Control problems for the wave and telegrapher's equations on metric graphs

Abstract

The dissertation focuses on control problems for the wave and telegrapher's equations on metric graphs. In the first part, an algorithm is constructed to solve the exact control problems on finite intervals. The algorithm is implemented numerically to solve the exact control problems on finite intervals. Moreover, we developed numerical algorithms for the solution of control problems on metric graphs based on the recent boundary controllability results of wave equations on metric graphs. We presented numerical solutions to shape control problems on quantum graphs. Specifically, we presented the results of numerical experiments involving a three-star graph. Our second part deals with the forward and control problems for the telegrapher's equations on metric graphs. We consider the forward problem on general graphs and develop an algorithm that solves equations with variable resistance, conductance, constant inductance, and constant capacitance. An algorithm is developed to solve the voltage and current control problems on a finite interval for constant inductance and capacitance, and variable resistance and conductance.

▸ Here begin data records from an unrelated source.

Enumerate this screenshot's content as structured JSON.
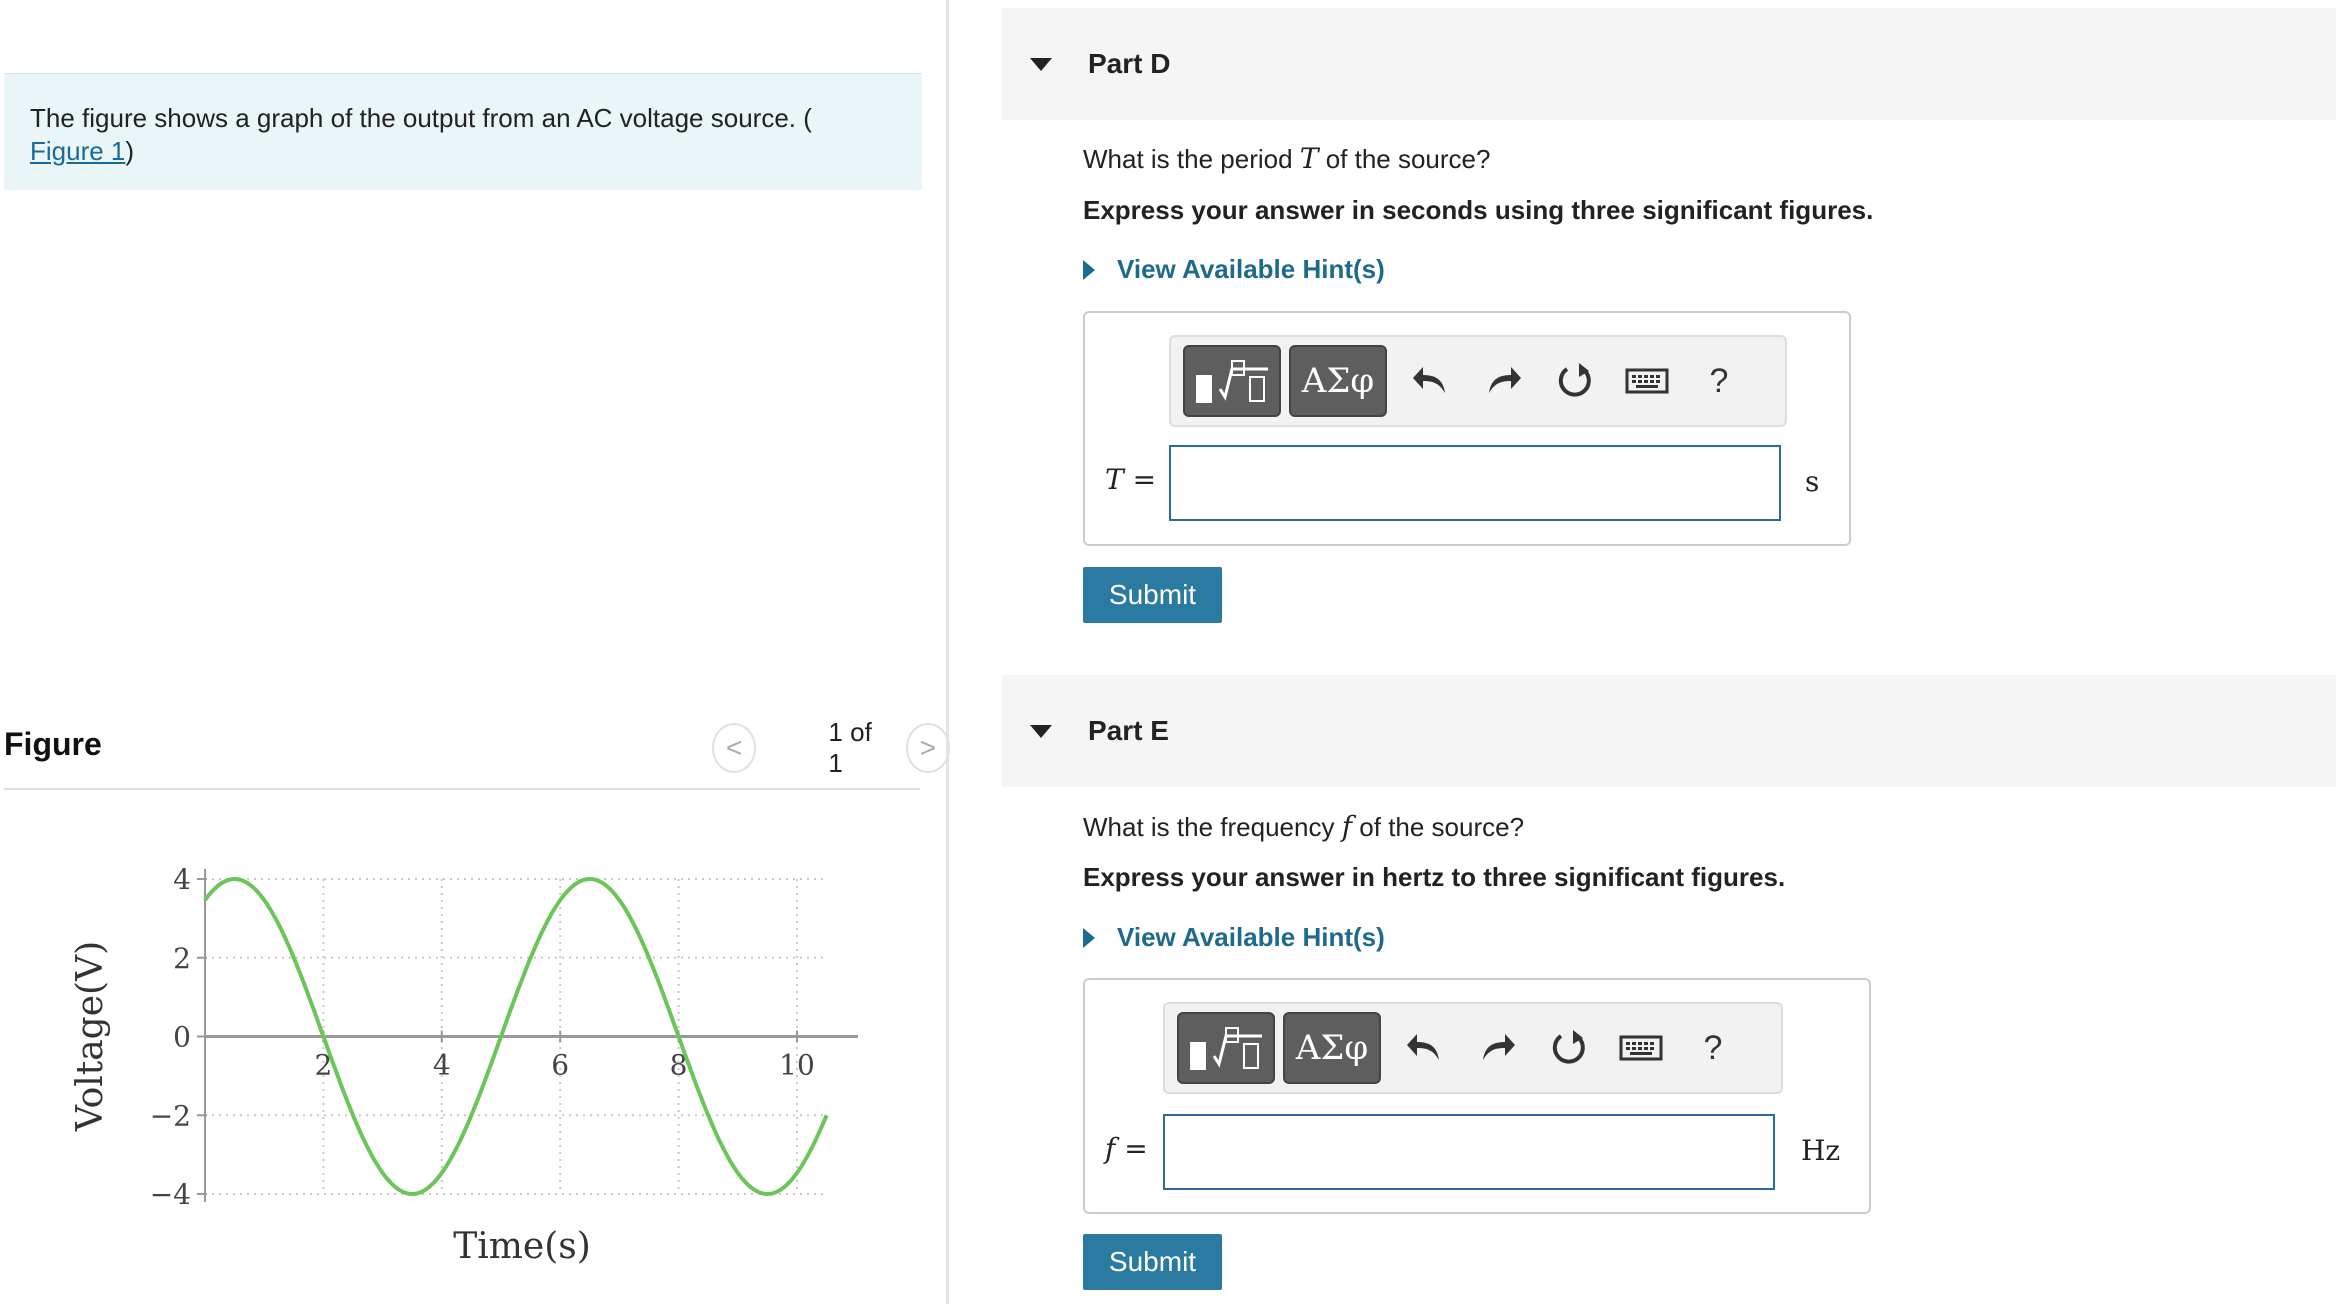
{
  "intro": {
    "text": "The figure shows a graph of the output from an AC voltage source. (",
    "link": "Figure 1",
    "close": ")"
  },
  "figure": {
    "title": "Figure",
    "pager": "1 of 1",
    "prev_glyph": "<",
    "next_glyph": ">"
  },
  "chart_data": {
    "type": "line",
    "title": "",
    "xlabel": "Time(s)",
    "ylabel": "Voltage(V)",
    "xlim": [
      0,
      11
    ],
    "ylim": [
      -4,
      4
    ],
    "x_ticks": [
      2,
      4,
      6,
      8,
      10
    ],
    "y_ticks": [
      4,
      2,
      0,
      -2,
      -4
    ],
    "x_tick_labels": [
      "2",
      "4",
      "6",
      "8",
      "10"
    ],
    "y_tick_labels": [
      "4",
      "2",
      "0",
      "−2",
      "−4"
    ],
    "grid": true,
    "grid_style": "dotted",
    "line_color": "#6cc55a",
    "series": [
      {
        "amplitude": 4,
        "period": 6,
        "phase_offset": 2,
        "x": [
          0,
          0.5,
          1,
          1.5,
          2,
          2.5,
          3,
          3.5,
          4,
          4.5,
          5,
          5.5,
          6,
          6.5,
          7,
          7.5,
          8,
          8.5,
          9,
          9.5,
          10,
          10.5
        ],
        "y": [
          3.46,
          4.0,
          3.46,
          2.0,
          0,
          -2.0,
          -3.46,
          -4.0,
          -3.46,
          -2.0,
          0,
          2.0,
          3.46,
          4.0,
          3.46,
          2.0,
          0,
          -2.0,
          -3.46,
          -4.0,
          -3.46,
          -2.0
        ]
      }
    ]
  },
  "partD": {
    "title": "Part D",
    "q_pre": "What is the period ",
    "q_var": "T",
    "q_post": " of the source?",
    "instruction": "Express your answer in seconds using three significant figures.",
    "hint": "View Available Hint(s)",
    "label_var": "T",
    "label_eq": " =",
    "value": "",
    "unit": "s",
    "submit": "Submit"
  },
  "partE": {
    "title": "Part E",
    "q_pre": "What is the frequency ",
    "q_var": "f",
    "q_post": " of the source?",
    "instruction": "Express your answer in hertz to three significant figures.",
    "hint": "View Available Hint(s)",
    "label_var": "f",
    "label_eq": " =",
    "value": "",
    "unit": "Hz",
    "submit": "Submit"
  },
  "toolbar": {
    "greek": "ΑΣφ",
    "help": "?"
  },
  "colors": {
    "accent": "#2a7aa2",
    "link": "#1e6a8d",
    "input_border": "#2b6aa0",
    "intro_bg": "#e9f5f7",
    "curve": "#6cc55a"
  }
}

Numerical results are also presented for this case. Finally, we consider the control problems for the telegrapher's equations on metric graphs. The control problem is considered on tree graphs, i.e. graphs without cycles, with some restrictions on the coefficients. Specifically, we consider equations with constant coefficients that do not depend on the edge. We obtained the necessary and sufficient conditions of the exact controllability and indicate the minimal control time.